I never tire of exposing the dangerous inanity of “progressive” gun grabbers. Fortunately, they’re not the most daunting debaters. Highlighting their lies and half-truths isn’t difficult—but it’s an endless game of Whack-A-Mole. Again, I’m not complaining. I love my job. I still get almost as much of a thrill uncovering and deconstructing anti-gun agitprop as I do finding a link to Edita Vilkeviciute. Anyway, in today’s installment of Who Wants to Shoot Some Fish in a Barrel, we head over to huffingtonpost.com (where else?) to savor the stupidity on offer by Byron Williams’ Debate over guns focuses on wrong issues . . .
In the aftermath of another senseless shooting spree in Santa Monica last week, the outcry was somewhat subdued. Have we become immune to periodic episodes of violence?
What better time to offer a judicious analysis of the Constitution’s most debated amendment?
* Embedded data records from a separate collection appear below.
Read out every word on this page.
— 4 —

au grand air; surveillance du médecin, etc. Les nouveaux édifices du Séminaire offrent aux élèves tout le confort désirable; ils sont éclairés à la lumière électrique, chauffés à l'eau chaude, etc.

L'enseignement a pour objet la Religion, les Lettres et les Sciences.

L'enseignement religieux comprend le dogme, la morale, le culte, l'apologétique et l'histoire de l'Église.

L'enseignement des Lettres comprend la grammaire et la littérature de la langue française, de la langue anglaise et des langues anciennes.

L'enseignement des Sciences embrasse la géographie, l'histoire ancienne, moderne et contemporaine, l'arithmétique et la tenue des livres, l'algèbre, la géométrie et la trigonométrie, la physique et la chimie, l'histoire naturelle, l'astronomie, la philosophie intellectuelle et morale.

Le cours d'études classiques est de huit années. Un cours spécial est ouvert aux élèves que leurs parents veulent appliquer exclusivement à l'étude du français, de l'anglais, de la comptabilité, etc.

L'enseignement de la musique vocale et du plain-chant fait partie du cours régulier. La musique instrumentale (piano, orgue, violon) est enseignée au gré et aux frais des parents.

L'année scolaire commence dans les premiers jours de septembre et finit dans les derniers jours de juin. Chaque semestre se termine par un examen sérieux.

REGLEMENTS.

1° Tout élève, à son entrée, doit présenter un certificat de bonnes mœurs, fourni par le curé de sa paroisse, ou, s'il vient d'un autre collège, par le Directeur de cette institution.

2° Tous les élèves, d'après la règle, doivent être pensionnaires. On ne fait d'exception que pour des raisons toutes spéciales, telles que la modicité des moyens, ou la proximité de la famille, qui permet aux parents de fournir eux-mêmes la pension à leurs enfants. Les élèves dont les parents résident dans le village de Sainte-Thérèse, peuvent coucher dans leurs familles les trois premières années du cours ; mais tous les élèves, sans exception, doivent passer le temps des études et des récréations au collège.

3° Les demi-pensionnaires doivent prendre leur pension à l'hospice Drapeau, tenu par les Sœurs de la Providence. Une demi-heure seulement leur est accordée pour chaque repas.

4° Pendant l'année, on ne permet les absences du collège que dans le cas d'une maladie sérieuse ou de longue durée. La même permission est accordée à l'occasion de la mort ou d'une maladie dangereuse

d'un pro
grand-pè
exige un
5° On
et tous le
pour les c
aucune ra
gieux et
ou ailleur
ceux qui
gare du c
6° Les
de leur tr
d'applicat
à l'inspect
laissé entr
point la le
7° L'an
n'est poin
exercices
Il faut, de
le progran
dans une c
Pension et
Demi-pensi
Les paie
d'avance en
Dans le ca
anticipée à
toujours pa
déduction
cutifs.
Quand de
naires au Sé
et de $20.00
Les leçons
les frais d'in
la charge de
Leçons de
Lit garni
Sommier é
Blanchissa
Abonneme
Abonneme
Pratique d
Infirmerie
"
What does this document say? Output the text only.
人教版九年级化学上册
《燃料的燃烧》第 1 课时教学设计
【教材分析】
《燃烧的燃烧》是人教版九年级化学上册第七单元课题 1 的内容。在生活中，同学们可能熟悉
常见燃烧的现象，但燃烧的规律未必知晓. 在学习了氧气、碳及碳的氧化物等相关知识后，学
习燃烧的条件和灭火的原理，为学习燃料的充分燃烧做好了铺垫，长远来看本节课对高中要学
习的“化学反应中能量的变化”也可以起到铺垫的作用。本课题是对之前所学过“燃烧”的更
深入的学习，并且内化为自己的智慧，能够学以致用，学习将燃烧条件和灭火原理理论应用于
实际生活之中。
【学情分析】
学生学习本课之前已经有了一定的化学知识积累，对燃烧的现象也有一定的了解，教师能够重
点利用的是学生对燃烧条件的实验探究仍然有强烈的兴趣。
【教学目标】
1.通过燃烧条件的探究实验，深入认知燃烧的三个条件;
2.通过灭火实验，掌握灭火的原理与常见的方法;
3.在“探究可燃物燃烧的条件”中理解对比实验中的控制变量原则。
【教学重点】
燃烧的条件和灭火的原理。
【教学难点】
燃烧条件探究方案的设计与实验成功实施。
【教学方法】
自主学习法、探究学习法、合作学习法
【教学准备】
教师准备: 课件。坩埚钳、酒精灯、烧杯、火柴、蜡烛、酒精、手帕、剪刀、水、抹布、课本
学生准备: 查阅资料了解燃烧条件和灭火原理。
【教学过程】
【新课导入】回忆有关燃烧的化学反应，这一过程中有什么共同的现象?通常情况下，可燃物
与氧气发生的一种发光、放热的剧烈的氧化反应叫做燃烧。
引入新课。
The Second Amendment that is housed in the National Archives reads:
“A well regulated Militia, being necessary to the security of a free State, the right of the people to keep and bear Arms, shall not be infringed.”
Whenever people who favor civilian disarmament bring up the Second Amendment you know they’re going to argue about the bit that doesn’t include the word “infringed.” What else could they do? Yeah, OK, he’s going to do that too. But first Williams boldly goes where gun grabbers have gone before: the militia clause.
The part of the Second Amendment debate that seems to fly under the radar is the term “well regulated.” There is no 18th century understanding that differs in the 21st century.
Well regulated meant then as it does now — government has a role in the gun debate. In fact, the original intent was far more intrusive than most gun advocates care to admit today.
Interpreting the Second Amendment’s “well-regulated” clause as meaning anything other than “well-ordered” or “disciplined” requires a complete dedication to historical ignorance. Indeed, one wonders if Mr. Williams has an internet connection. Or a computer. Or access to a library. Or a telephone.
Those who embrace a Jeffersonian/anti-Federalist argument that the militia could conceivably take up arms against the government must also know that debate was settled at Appomattox in 1865.
The right to bear arms in the 18th century was a civic responsibility. There was no standing army. Today, the Department of Defense has no peer globally.
In other words, even if gun rights advocates are right about the Founding Fathers’ belief in an armed populace as a bulwark against government tyranny, you white racist gun- and bible-clinging nut cases lost the Civil War. Get over it.
Surprisingly, pastor (yes pastor) Williams doesn’t have a solid grasp of the definition of a “natural” right. Like all gun grabbers contemplating the clarity of the Second Amendment Williams is forced to deny the timeless principles which the framers sought to protect.
Each generation bears the burden to understand the Constitution through the lens of what was written but also by what it means in their lifetime. Relying solely on the intent of a group of individuals who could not possibly comprehend the world of today is shortsighted at best.
Applying the Second Amendment today is neither a civic duty, as it was when it was originally adopted, nor an unfettered individual right.
There is a right to bear arms in this country; that’s undeniable. But with that right comes responsibility and regulation.
Let’s set aside Williams’ contemptible contempt for the men (and women) upon whose shoulders our Constitutional republic stands. And the HuffPo columnist’s contention that the United States Constitution—a document which our elected leaders swear to uphold and defend—is an anachronism.
In the author’s world view, rights come with responsibility. Government-regulated responsibility. The insidiousness of this concept was not unfamiliar to the people who wrote the Constitution. Hence they included the phrase “shall not be infringed.”
Would it be unreasonable to suggest that any government regulation on, say, the right to free speech, is an infringement upon that right? (Note: you can yell fire in a crowded movie house—provided the speech doesn’t cause physical injury. There is no law against it.) Perhaps regulation is infringement per se.
My point is simply this: Williams and his ilk are both willfully ignorant and dangerously deluded. Trying to re-write the rules of the game without Americans’ consent will only take them so far. And no further.